Chris has a heart for changing lives by helping people discover the life and business they really want.

Decades of personal and leadership development experience, as well as running multi-million dollar businesses, has made him an expert in life and business coaching. personality types, and communication styles.

Growing up in a small logging town near Lake Tahoe, California, Chris learned a strong work ethic at home from his full-time working mom. He began his leadership and training career in the corporate world, starting but at E'TRADE.

12 thoughts on “Interview with my former Personal Assistant”

  1. I think Marybeth and I are the same person… She must be AWESOME! 😉 Seriously, that was encouraging to read. It’s a good reminder that everyone processes information and situations differently, but if people communicate with each other, well, then we’ve got a great team!

  2. Chris, I think working for you may have ruined all future jobs for Marybeth! Seriously, I have never heard of a company that puts so much effort into understanding one’s co-workers and building relationships. It would be interesting to hear a follow-up interview when she is about a year into a new job (although the truth would probably get her fired!) Any company that gets such a great personal assistant had better appreciate her.

  3. I absolutely LOVED this interview!

    For me, the highlight was how through the post that you demonstrated that each of us communicates differently and the two of you worked together to make that happen, in a great way.
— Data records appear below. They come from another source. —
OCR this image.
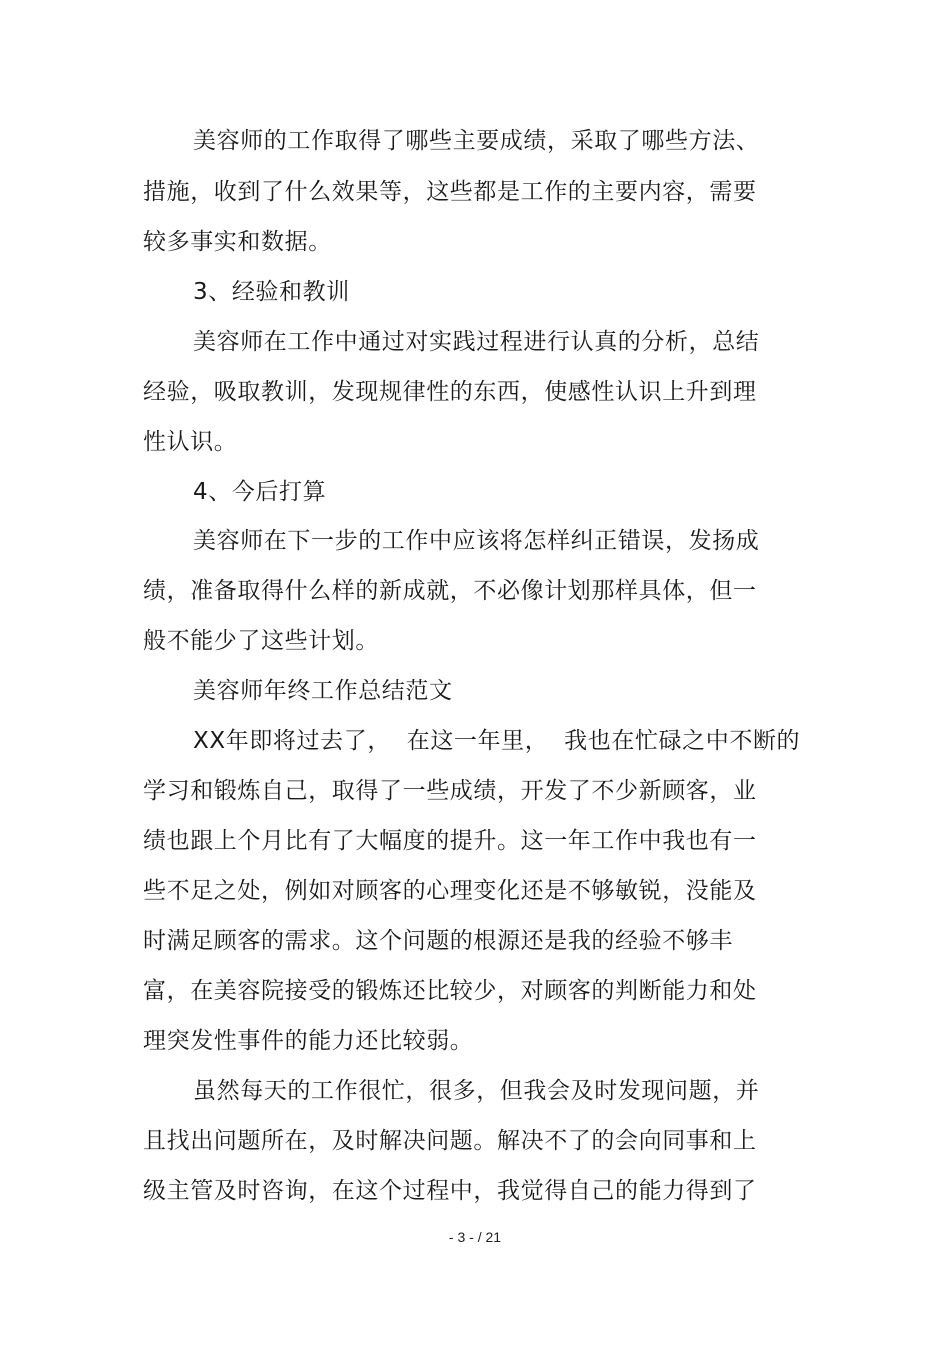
美容师的工作取得了哪些主要成绩，采取了哪些方法、
措施，收到了什么效果等，这些都是工作的主要内容，需要
较多事实和数据。
3、经验和教训
美容师在工作中通过对实践过程进行认真的分析，总结
经验，吸取教训，发现规律性的东西，使感性认识上升到理
性认识。
4、今后打算
美容师在下一步的工作中应该将怎样纠正错误，发扬成
绩，准备取得什么样的新成就，不必像计划那样具体，但一
般不能少了这些计划。
美容师年终工作总结范文
XX年即将过去了，  在这一年里，  我也在忙碌之中不断的
学习和锻炼自己，取得了一些成绩，开发了不少新顾客，业
绩也跟上个月比有了大幅度的提升。这一年工作中我也有一
些不足之处，例如对顾客的心理变化还是不够敏锐，没能及
时满足顾客的需求。这个问题的根源还是我的经验不够丰
富，在美容院接受的锻炼还比较少，对顾客的判断能力和处
理突发性事件的能力还比较弱。
虽然每天的工作很忙，很多，但我会及时发现问题，并
且找出问题所在，及时解决问题。解决不了的会向同事和上
级主管及时咨询，在这个过程中，我觉得自己的能力得到了
- 3 - / 21
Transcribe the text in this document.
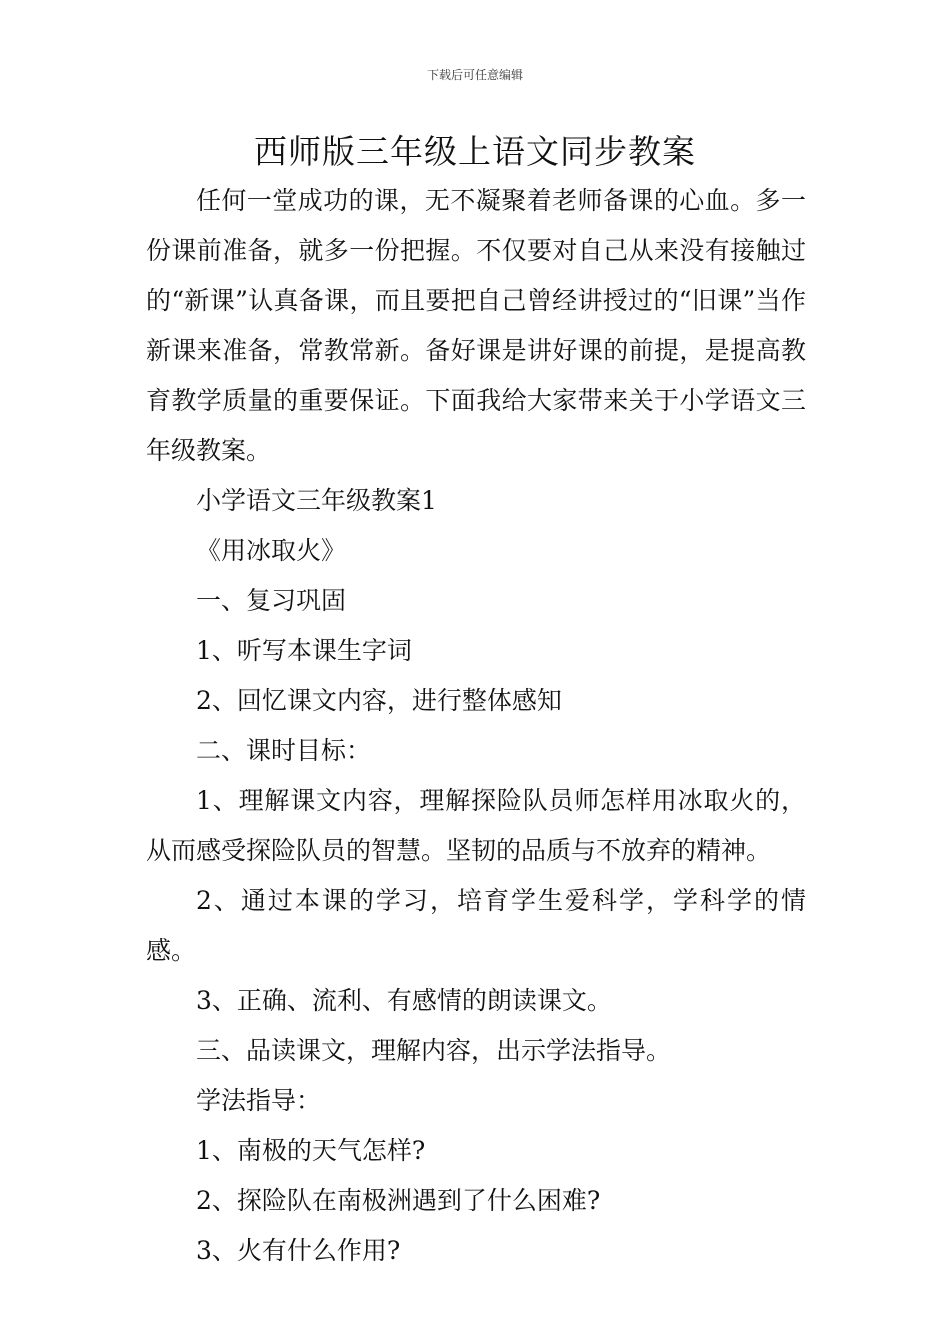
下载后可任意编辑
西师版三年级上语文同步教案

任何一堂成功的课，无不凝聚着老师备课的心血。多一份课前准备，就多一份把握。不仅要对自己从来没有接触过的“新课”认真备课，而且要把自己曾经讲授过的“旧课”当作新课来准备，常教常新。备好课是讲好课的前提，是提高教育教学质量的重要保证。下面我给大家带来关于小学语文三年级教案。

小学语文三年级教案1

《用冰取火》

一、复习巩固

1、听写本课生字词

2、回忆课文内容，进行整体感知

二、课时目标：

1、理解课文内容，理解探险队员师怎样用冰取火的，从而感受探险队员的智慧。坚韧的品质与不放弃的精神。

2、通过本课的学习，培育学生爱科学，学科学的情感。

3、正确、流利、有感情的朗读课文。

三、品读课文，理解内容，出示学法指导。

学法指导：

1、南极的天气怎样?

2、探险队在南极洲遇到了什么困难?

3、火有什么作用?
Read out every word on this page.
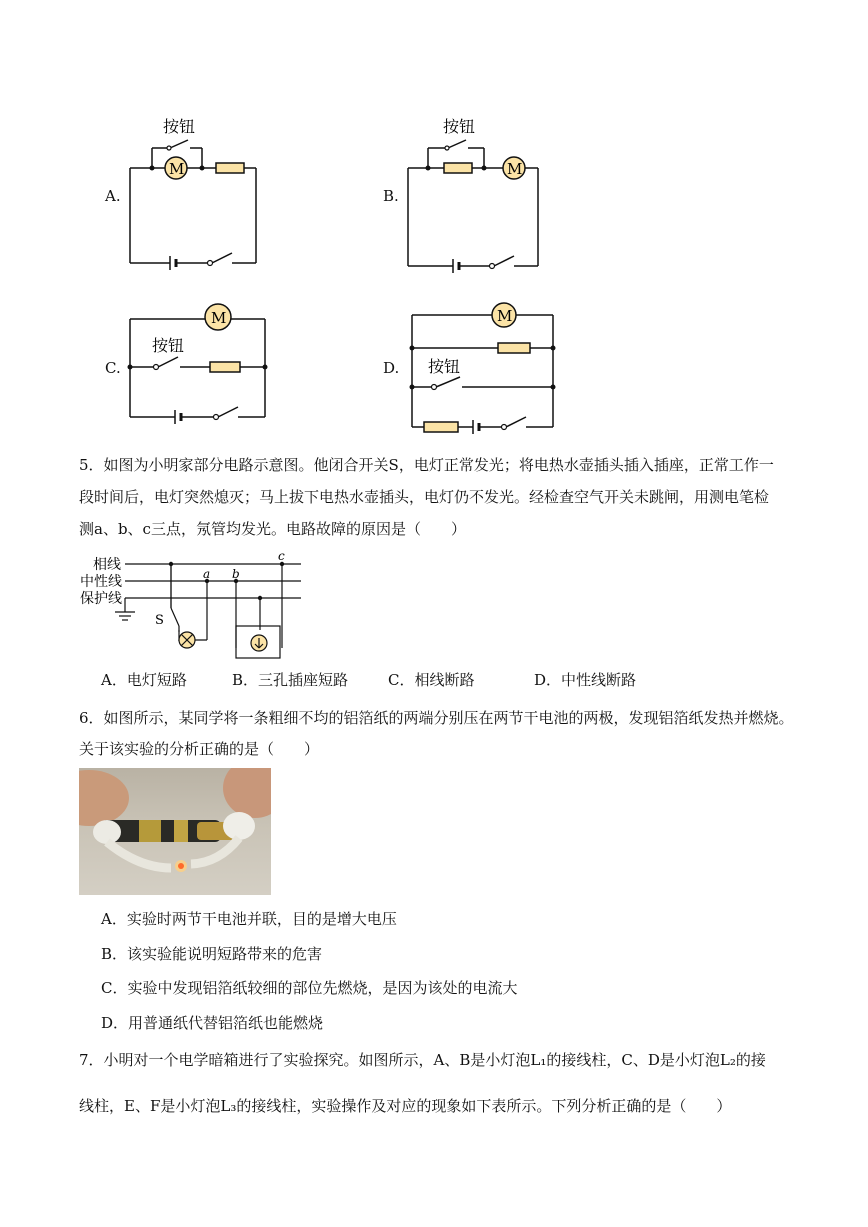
A.
按钮
M
B.
按钮
M
C.
按钮
M
D. 按钮
M
5．如图为小明家部分电路示意图。他闭合开关S，电灯正常发光；将电热水壶插头插入插座，正常工作一
段时间后，电灯突然熄灭；马上拔下电热水壶插头，电灯仍不发光。经检查空气开关未跳闸，用测电笔检
测a、b、c三点，氖管均发光。电路故障的原因是（　　）
相线
中性线
保护线
S
a b
c
A．电灯短路	B．三孔插座短路	C．相线断路	D．中性线断路
6．如图所示，某同学将一条粗细不均的铝箔纸的两端分别压在两节干电池的两极，发现铝箔纸发热并燃烧。
关于该实验的分析正确的是（　　）
A．实验时两节干电池并联，目的是增大电压
B．该实验能说明短路带来的危害
C．实验中发现铝箔纸较细的部位先燃烧，是因为该处的电流大
D．用普通纸代替铝箔纸也能燃烧
7．小明对一个电学暗箱进行了实验探究。如图所示，A、B是小灯泡L₁的接线柱，C、D是小灯泡L₂的接
线柱，E、F是小灯泡L₃的接线柱，实验操作及对应的现象如下表所示。下列分析正确的是（　　）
This is incredible and I have NEVER worked for an employer that had this focus. Never. I have had managers that tried, but the organization normally could not give a flip. I am sure this is one of the huge motivators for me in becoming an Entrepreneur. I concur with Jana’s comment about companies putting effort into co-workers and building relationships with them…they don’t. But interestingly enough, they will with suppliers and vendors and mutual referral partners, but not their own crew? Somehow this is a foundational issue that I believe until fixed, business will continue to experience a lack of teamwork. You can only row one paddle so long before you give up in exhaustion. I did!

  4. All I can say is that you are brave man, Chris! The transparency was glorious and I appreciated your willingness to work through communication. And isn’t that the core of many challenges with an employer/assistant? Communication, communication, communication!

    Congratulations to Marybeth on her new life!